Davacı tarafça davaya konu icra takibinde, taraflar arasında düzenlendiği belirtilen sözleşme ve protokol çerçevesinde düzenlenen 05/03/2019 tarihli 037202 sıra numaralı fatura alacağından bakiye kalan 3.011,20 Euro ile 06/03/2019 tarihli 037203 sıra numaralı fatura alacağı olan 19.971,03 Euro alacağı ile bu faturalar yönünden işlemiş faiz alacağı da dahil edilerek, toplam 23.045,20 Euro alacağın tahsili için takip yapılmış, davalı tarafça, yapılan işin süresinde yapılmadığı gibi eksik ve ayıplı yapıldığı savunmasında bulunulmuştur.
Taraflar arasında imzalanan sözleşme 6098 sayılı Türk Borçlar Kanunu’nun 470 ve devamı maddelerinde düzenlenen eser sözleşmesi niteliğinde olup, uyuşmazlığın bu hükümlere göre çözümlenmesi gerektiği açıktır.
Eser sözleşmesi, karşılıklı edimleri içeren bir iş görme akdîdir. Yüklenicinin edimi, eseri meydana getirmek ve iş sahibine teslim etmek, iş sahibinin karşı edimi ise teslim edilen eserin bedelini ödemektir. Eser yüklenicinin sermayesi, sanat ve becerisini kullanarak gerçekleştirdiği sonuçtur. İş sahibi ısmarladığı eserin belli nitelikler taşımasını, amacını karşılamasını arzu eder. Şayet ısmarlanan eser iş sahibinin beklentisini karşılamıyorsa sözleşmenin yararlar dengesi iş sahibi aleyhine bozulur. Bu bakımdan eser, fen ve sanat kurallarına uygun ve iş sahibinin amacını karşılar nitelikte imâl edilmelidir. Aksi halde eser ayıplıdır ve yüklenicinin ayıba karşı zararlı sonuçtan sorumluluğu ortaya çıkar. Bir tanımlama yapmak gerekirse; yüklenicinin ayıba karşı zararlı sonuçtan sorumluluk borcu, yüklenicinin eseri teslim borcunun tamamlayıcısı olarak, meydana getirdiği eserde ortaya çıkan ayıp ve eksiklikleri üstlenme borcudur. Bu gibi durumlarda eserde dürüstlük kuralları gereğince bulunması gereken niteliklerin yokluğu söz konusudur.

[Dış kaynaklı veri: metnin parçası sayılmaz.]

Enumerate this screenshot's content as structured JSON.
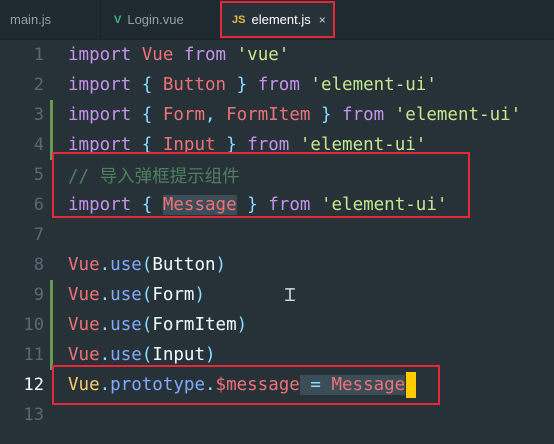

Eser sözleşmesinde ayıba dair hükümler, TBK 474- 478. maddeleri arasında düzenlenmiştir. İmâl edilen eserde ayıp varsa, iş sahibi tarafından süresi içersinde ayıp ihbarında bulunulması şartıyla dava tarihinde yürürlükte bulunan Borçlar Kanunu’nun 475. maddesinde sayılan seçimlik haklarından birisini kullanabilir. 6098 sayılı TBK’nın 475. maddesinde ayıp halinde iş sahibine üç seçimlik hak tanınmıştır. Bunlar eserin kullanılamayacak ve kabule zorlanamayacak ölçüde ayıplı ya da sözleşme hükümlerine aykırı olması halinde sözleşmeden dönme, ayıp oranında bedelden indirim isteme ve aşırı bir masraf gerektirmediği takdirde onarımı isteme ya da onarım bedellerini talep etme hakkıdır.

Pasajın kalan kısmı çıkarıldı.